🤖 AI Summary
While large language models can generate highly accurate answers, their outputs are often difficult for weak verification systems to effectively validate, and existing approaches frequently sacrifice accuracy due to the so-called “readability tax.” This work proposes a novel paradigm that decouples correctness from verifiability: first training a high-accuracy solver and then employing a translator to convert its outputs into forms that are both faithful to the original solution and amenable to verification. We introduce the first prover–verifier game framework, formalizing the translation task as the search for a faithful–verifiable equilibrium. Through a two-stage training procedure and equilibrium analysis, our method ensures outputs remain accurate while becoming significantly more inspectable by weak verifiers, thereby effectively mitigating the readability tax without compromising original performance.
📝 Abstract
As large language models become increasingly capable, it is critical that their outputs can be easily checked by less capable systems. Prover-verifier games can be used to improve checkability of model outputs, but display a degradation in accuracy compared to a baseline trained only to maximize correctness -- a phenonemon named legibility tax.
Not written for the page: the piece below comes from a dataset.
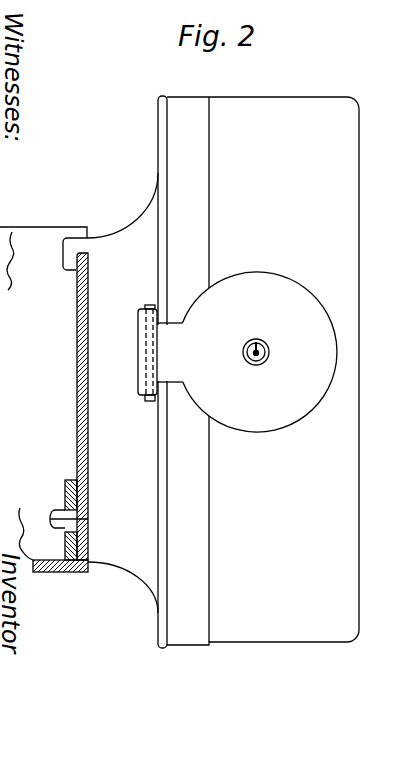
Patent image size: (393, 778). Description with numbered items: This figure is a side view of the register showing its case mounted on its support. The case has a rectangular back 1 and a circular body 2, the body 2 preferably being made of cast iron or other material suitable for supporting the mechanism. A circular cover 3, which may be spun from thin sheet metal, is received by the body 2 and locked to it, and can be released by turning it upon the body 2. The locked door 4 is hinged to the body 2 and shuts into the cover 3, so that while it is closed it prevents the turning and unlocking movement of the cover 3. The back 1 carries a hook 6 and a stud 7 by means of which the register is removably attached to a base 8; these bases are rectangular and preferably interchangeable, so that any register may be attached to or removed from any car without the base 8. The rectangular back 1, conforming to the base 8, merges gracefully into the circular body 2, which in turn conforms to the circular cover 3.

We propose a solution by decoupling the correctness from the checkability condition and instead training a "translator" model that turns a fixed solver model's solution into a checkable form. This allows us to first train the solver to maximize correctness, and then train the translator to translate the solver into a checkable form while retaining the solver's answer. To accommodate this new objective of translation, we formulate a decoupled prover-verifier game where the equilibria correspond to faithful and checkable translators.